Very interesting stuff! I've always been intimidated by the thought of tacking a jointing system, when I don't own one of these and haven't really played with one to understand just how all of these parts work together to allow movement, but your diagrams are making it much clearer! I'm looking forward to the next updates. Especially locks!
Oh, this is useful and very graphic too. This makes the planning easier for the ones who read it. So many thanks for the effort and for sharing this with us.

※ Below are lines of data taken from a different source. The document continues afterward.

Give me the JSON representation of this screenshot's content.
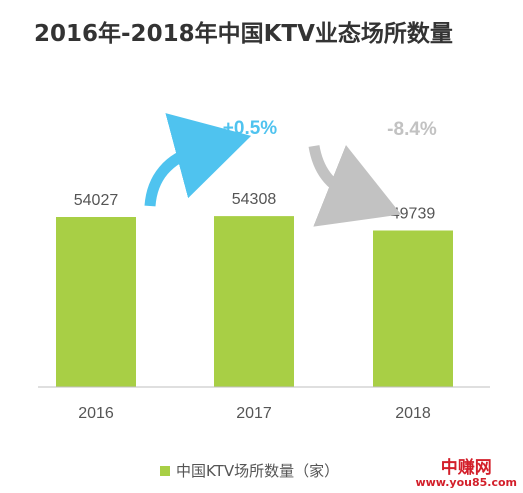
{
  "title": "2016年-2018年中国KTV业态场所数量",
  "colors": {
    "bar": "#a8cf45",
    "increase": "#4fc3ef",
    "decrease": "#c2c2c2",
    "text": "#555555",
    "watermark": "#d31f2a"
  },
  "chart_data": {
    "type": "bar",
    "categories": [
      "2016",
      "2017",
      "2018"
    ],
    "series": [
      {
        "name": "中国KTV场所数量（家）",
        "values": [
          54027,
          54308,
          49739
        ]
      }
    ],
    "ylim": [
      0,
      60000
    ],
    "grid": false,
    "legend_position": "bottom",
    "annotations": [
      {
        "text": "+0.5%",
        "from": "2016",
        "to": "2017",
        "direction": "up"
      },
      {
        "text": "-8.4%",
        "from": "2017",
        "to": "2018",
        "direction": "down"
      }
    ]
  },
  "watermark": {
    "main": "中赚网",
    "url": "www.you85.com"
  }
}
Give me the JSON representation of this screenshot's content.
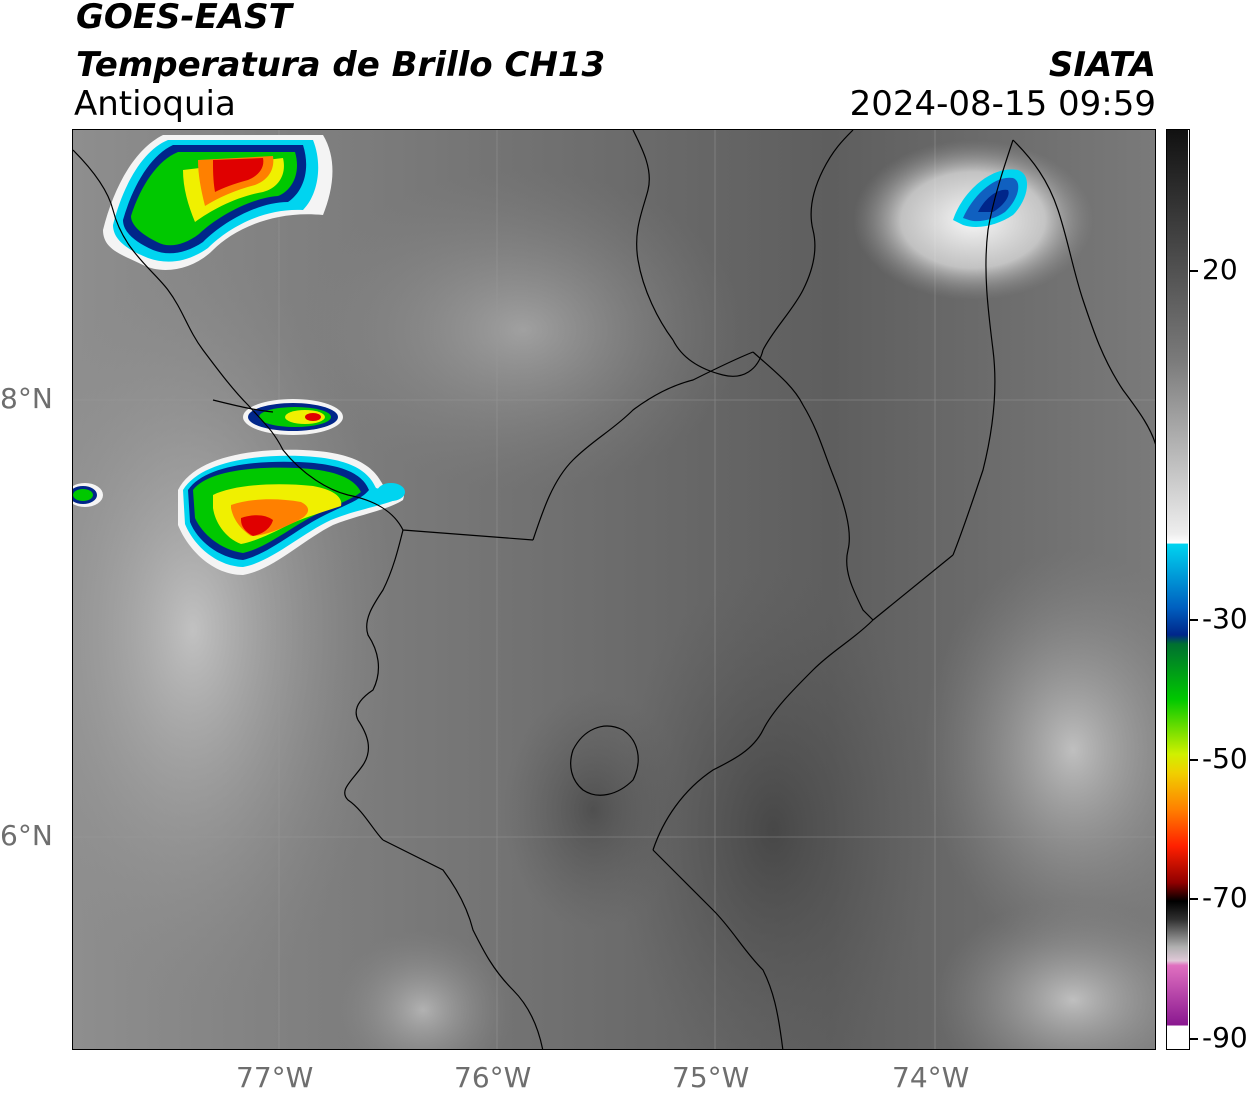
{
  "header": {
    "satellite": "GOES-EAST",
    "product": "Temperatura de Brillo CH13",
    "region": "Antioquia",
    "agency": "SIATA",
    "datetime": "2024-08-15 09:59"
  },
  "axes": {
    "lon_ticks": [
      "77°W",
      "76°W",
      "75°W",
      "74°W"
    ],
    "lat_ticks": [
      "8°N",
      "6°N"
    ]
  },
  "colorbar": {
    "ticks": [
      "20",
      "-30",
      "-50",
      "-70",
      "-90"
    ],
    "colors": {
      "gray_dark": "#111111",
      "gray_mid": "#8a8a8a",
      "white": "#ffffff",
      "cyan": "#00d4f0",
      "blue": "#00268a",
      "green": "#00c800",
      "yellow": "#f0f000",
      "orange": "#ff8000",
      "red": "#e00000",
      "black": "#000000",
      "pink": "#e070c0",
      "purple": "#8a1890"
    }
  }
}
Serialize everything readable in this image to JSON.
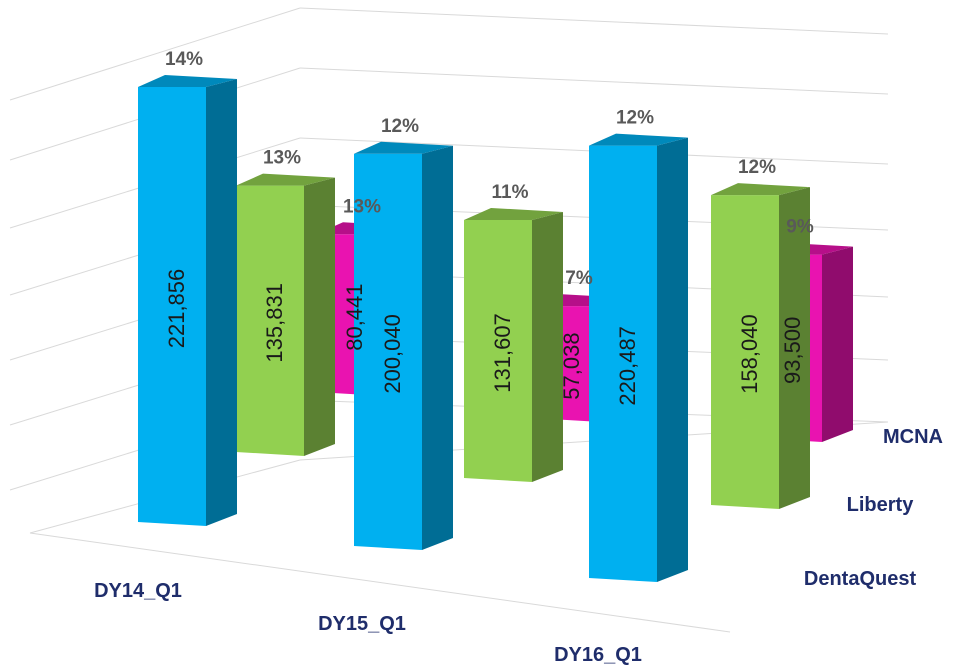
{
  "chart_data": {
    "type": "bar",
    "categories": [
      "DY14_Q1",
      "DY15_Q1",
      "DY16_Q1"
    ],
    "series": [
      {
        "name": "DentaQuest",
        "values": [
          221856,
          200040,
          220487
        ],
        "value_labels": [
          "221,856",
          "200,040",
          "220,487"
        ],
        "pct_labels": [
          "14%",
          "12%",
          "12%"
        ],
        "color": "#00b0f0"
      },
      {
        "name": "Liberty",
        "values": [
          135831,
          131607,
          158040
        ],
        "value_labels": [
          "135,831",
          "131,607",
          "158,040"
        ],
        "pct_labels": [
          "13%",
          "11%",
          "12%"
        ],
        "color": "#92d050"
      },
      {
        "name": "MCNA",
        "values": [
          80441,
          57038,
          93500
        ],
        "value_labels": [
          "80,441",
          "57,038",
          "93,500"
        ],
        "pct_labels": [
          "13%",
          "7%",
          "9%"
        ],
        "color": "#e913b0"
      }
    ],
    "three_d": true,
    "grid": true
  }
}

Ooh, thank you so much for going to all this trouble and sharing it! I've been dreading doing all that thinking/analyzing myself once I start working on a body... but now I have a great place to start looking and thinking and save some time. You're awesome! ♥
Gawd it's been a long time since I updated this - so sorry for the delay. I can't do a proper update right now but there are a few things that I've learned recently that I want to note down before I forget: 1) The most "comfortable" position for a doll should be the standing position. This means that it should be easiest for each joint to sit in standing position, and any other positions are more difficult. Making a joint's positioning equally difficult for standing vs. not standing (say, a knee being bent) may work, but will be less stable for standing. 2) A hinge joint (like a knee) can be made slightly oval rather than round on the ball part of the joint, so that there is a slight resistance to the joint rotating. This makes the joint more "comfortable" non-rotated and thus more stable for standing. This functions as a "soft lock." The cup part of the joint can remain precisely round - only the ball of the joint needs to be modified. View attachment 587 3) The length of the stringing channel matters, and if you're getting a joint that is kicky, try measuring the depth of the stringing channel at different points along its length - if it's significantly deeper at one point than another, the elastic has to stretch more there and it will resist going into that position. You can use this principle to make a joint resist bending by making the shallowest part of the stringing channel the one the elastic uses when the joint is in standing position.